Connection pool saturation
Database and external service connection pools have their own internal state, active connections, idle connections, queued requests waiting for an available connection, that is directly relevant to diagnosing latency and timeout issues but is entirely invisible without explicit instrumentation:
const pool = new Pool({ max: 20 });
setInterval(() => {
metrics.gauge('db_pool_total', pool.totalCount);
metrics.gauge('db_pool_idle', pool.idleCount);
metrics.gauge('db_pool_waiting', pool.waitingCount);
}, 5000);
A connection pool with zero idle connections and a growing waiting count under load is a clear, direct signal that the pool size itself, not the database's own capacity, is the bottleneck currently limiting throughput, which is a distinction that overall database-side metrics alone would not make obvious.

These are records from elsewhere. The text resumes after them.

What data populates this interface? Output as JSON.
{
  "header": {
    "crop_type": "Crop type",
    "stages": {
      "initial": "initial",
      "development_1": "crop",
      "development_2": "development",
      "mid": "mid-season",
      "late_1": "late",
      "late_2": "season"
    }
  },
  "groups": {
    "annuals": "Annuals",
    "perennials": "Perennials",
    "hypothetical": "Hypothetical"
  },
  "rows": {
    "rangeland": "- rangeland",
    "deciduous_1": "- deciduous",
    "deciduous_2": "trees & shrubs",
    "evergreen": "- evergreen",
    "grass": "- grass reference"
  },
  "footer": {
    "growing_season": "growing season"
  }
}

Exposing runtime metrics through the same pipeline as application metrics
Runtime resource metrics are most useful when exported through the same metrics pipeline as application-level business metrics, allowing correlation between, for example, a latency spike and a simultaneous garbage collection pause or connection pool exhaustion event on the same dashboard:
app.get('/metrics', async (req, res) => {
res.set('Content-Type', register.contentType);
res.end(await register.metrics());
});
Many language ecosystems provide pre-built instrumentation libraries that automatically collect and expose common runtime metrics (heap, GC, event loop lag, and similar) alongside whatever custom business metrics an application defines, removing the need to instrument these specific, well-understood signals manually for each new service.
Common mistakes
- Treating container-level memory and CPU metrics as sufficient on their own, without runtime-level metrics to explain the internal cause of a resource trend.
- Not monitoring garbage collection pause time specifically, missing a common and otherwise hard-to-diagnose cause of intermittent latency spikes.
- Overlooking event loop lag for single-threaded, event-loop-based runtimes, where a blocked loop affects every concurrent request simultaneously.
- Failing to instrument connection pool state, leaving pool exhaustion indistinguishable from genuine downstream capacity limits during a latency investigation.
- Instrumenting runtime metrics through a separate pipeline from application metrics, losing the ability to correlate them on a shared timeline during an investigation.
Runtime resource metrics close the gap between what a container's resource consumption looks like from outside and why it actually behaves that way from inside the process, and instrumenting the well-understood signals, heap and GC behavior, event loop lag, thread or goroutine counts, and connection pool state, turns resource investigations from guesswork into something that can usually be diagnosed directly from the data already being collected.